Seringkali dalam penentuan kebijakan, Perum Perhutani berada di
posisi sulit, ketika berbenturan dengan tarik menarik kewenangan antara
Pusat (Kementerian Kehutanan dan Kementerian BUMN) dan Daerah
(Pemerintah Daerah). Jika tidak segera diantisipasi dengan ketegasan
batasan kewenangan dan kewajiban dari desentralisasi, maka persoalan-
persoalan sosial yang ada akan menjadi ‘api dalam sekam’ yang tidak
hanya mengorbankan hutan di pulau jawa tetapi lebih dari itu kerusakan
hutan akan mengancam kestabilan ekosistem.
5. Penunjukan Taman Nasional Gunung Halimun Salak
Pemerintah Indonesia, melalui Departemen Kehutanan khususnya
berupaya keras mengeluarkan berbagai kebijakan terkait penyelamatan dan
63
pelestarian hutan.

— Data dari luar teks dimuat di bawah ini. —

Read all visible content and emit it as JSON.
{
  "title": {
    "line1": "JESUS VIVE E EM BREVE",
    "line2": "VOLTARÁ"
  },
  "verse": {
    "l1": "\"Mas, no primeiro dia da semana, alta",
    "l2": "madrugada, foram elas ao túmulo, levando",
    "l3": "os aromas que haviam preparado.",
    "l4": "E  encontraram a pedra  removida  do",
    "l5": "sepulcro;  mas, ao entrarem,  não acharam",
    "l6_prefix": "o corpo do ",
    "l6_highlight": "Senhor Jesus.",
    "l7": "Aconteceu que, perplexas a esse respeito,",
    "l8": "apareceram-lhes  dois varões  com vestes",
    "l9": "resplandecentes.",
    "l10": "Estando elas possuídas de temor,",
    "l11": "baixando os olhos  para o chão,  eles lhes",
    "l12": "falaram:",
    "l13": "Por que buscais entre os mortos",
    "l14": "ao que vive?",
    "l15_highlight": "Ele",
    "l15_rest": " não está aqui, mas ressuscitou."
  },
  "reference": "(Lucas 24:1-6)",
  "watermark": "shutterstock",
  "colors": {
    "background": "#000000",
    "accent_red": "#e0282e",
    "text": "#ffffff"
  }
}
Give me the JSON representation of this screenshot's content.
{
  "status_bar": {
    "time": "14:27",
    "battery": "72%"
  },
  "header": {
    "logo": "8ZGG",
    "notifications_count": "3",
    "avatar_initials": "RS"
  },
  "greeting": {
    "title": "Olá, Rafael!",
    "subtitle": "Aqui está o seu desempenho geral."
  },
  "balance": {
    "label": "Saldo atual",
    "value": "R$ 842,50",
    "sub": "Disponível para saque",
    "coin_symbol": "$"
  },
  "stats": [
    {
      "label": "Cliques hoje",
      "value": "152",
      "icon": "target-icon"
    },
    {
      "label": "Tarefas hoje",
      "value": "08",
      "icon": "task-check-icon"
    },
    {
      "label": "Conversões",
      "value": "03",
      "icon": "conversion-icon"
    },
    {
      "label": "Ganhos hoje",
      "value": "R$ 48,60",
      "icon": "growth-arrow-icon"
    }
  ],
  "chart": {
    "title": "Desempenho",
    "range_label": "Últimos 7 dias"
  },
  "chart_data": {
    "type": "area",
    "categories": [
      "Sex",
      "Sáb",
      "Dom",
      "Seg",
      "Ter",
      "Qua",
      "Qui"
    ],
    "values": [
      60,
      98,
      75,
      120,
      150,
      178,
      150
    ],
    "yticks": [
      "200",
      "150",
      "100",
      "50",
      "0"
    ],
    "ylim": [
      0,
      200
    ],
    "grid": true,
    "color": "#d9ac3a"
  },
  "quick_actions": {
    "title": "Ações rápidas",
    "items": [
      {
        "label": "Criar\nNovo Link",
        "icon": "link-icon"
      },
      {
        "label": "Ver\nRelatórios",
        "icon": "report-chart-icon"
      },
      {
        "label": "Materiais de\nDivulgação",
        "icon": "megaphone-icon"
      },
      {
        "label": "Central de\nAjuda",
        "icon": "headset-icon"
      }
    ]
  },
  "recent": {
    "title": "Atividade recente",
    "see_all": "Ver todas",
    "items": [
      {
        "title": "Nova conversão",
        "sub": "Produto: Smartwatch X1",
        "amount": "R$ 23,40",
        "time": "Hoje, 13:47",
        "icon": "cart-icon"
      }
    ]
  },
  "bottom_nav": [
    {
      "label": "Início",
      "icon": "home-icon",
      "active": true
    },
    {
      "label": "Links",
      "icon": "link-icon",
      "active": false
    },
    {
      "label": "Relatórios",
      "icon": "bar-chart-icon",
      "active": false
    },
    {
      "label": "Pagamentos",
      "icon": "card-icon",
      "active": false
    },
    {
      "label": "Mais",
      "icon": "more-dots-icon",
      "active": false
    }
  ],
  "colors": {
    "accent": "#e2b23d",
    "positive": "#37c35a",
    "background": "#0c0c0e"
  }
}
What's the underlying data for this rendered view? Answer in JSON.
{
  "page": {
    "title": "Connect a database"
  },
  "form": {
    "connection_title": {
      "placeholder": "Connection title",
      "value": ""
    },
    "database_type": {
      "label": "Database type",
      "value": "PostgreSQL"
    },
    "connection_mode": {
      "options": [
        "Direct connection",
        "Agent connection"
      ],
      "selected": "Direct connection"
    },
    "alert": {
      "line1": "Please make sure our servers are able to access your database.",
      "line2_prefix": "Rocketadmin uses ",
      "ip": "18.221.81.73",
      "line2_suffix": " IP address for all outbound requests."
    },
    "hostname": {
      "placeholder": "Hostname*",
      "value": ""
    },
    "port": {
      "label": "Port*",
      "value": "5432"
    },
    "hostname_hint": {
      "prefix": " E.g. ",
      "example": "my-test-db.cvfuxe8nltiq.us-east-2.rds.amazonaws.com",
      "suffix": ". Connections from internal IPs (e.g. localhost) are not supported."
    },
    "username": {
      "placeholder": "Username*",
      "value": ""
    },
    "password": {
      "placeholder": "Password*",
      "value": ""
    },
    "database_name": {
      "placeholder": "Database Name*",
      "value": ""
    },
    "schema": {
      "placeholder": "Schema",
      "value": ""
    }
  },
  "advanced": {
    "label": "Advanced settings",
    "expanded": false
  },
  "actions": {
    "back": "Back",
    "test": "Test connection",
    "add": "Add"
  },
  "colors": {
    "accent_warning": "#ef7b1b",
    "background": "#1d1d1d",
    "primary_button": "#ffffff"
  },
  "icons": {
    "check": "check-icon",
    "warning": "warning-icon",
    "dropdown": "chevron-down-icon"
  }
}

Bahkan secara tegas Presiden SBY dalam pertemuan
Copenhagen 2009 yang lalu menyatakan kesiapan Indonesia menurunkan
emisi mencapai 26% pada 2020, dengan 14%nya melalui mekanisme Hutan
Lestari, meskipun angka tersebut dianggap banyak kalangan terlalu
ambisius mengingat banyaknya kelemahan mendasar di sektor kehutanan
khususnya, yang sampai hari ini masih menyimpan banyak persoalan.
Hal tersebut dipahami sebagai salah satu bagian dari upaya
Pemerintah (Pusat) untuk memperbanyak atau meningkatkan keluasan
kawasan konservasi, salah satunya melalui bentuk Taman Nasional,
termasuk di tahun 2003, menggabungkan hutan eks Perhutani menjadi satu
rangkaian perluasan Kawasan Konservasi Taman Nasional Gunung
Halimun menjadi Taman Nasional Gunung Halimun Salak (TNGHS).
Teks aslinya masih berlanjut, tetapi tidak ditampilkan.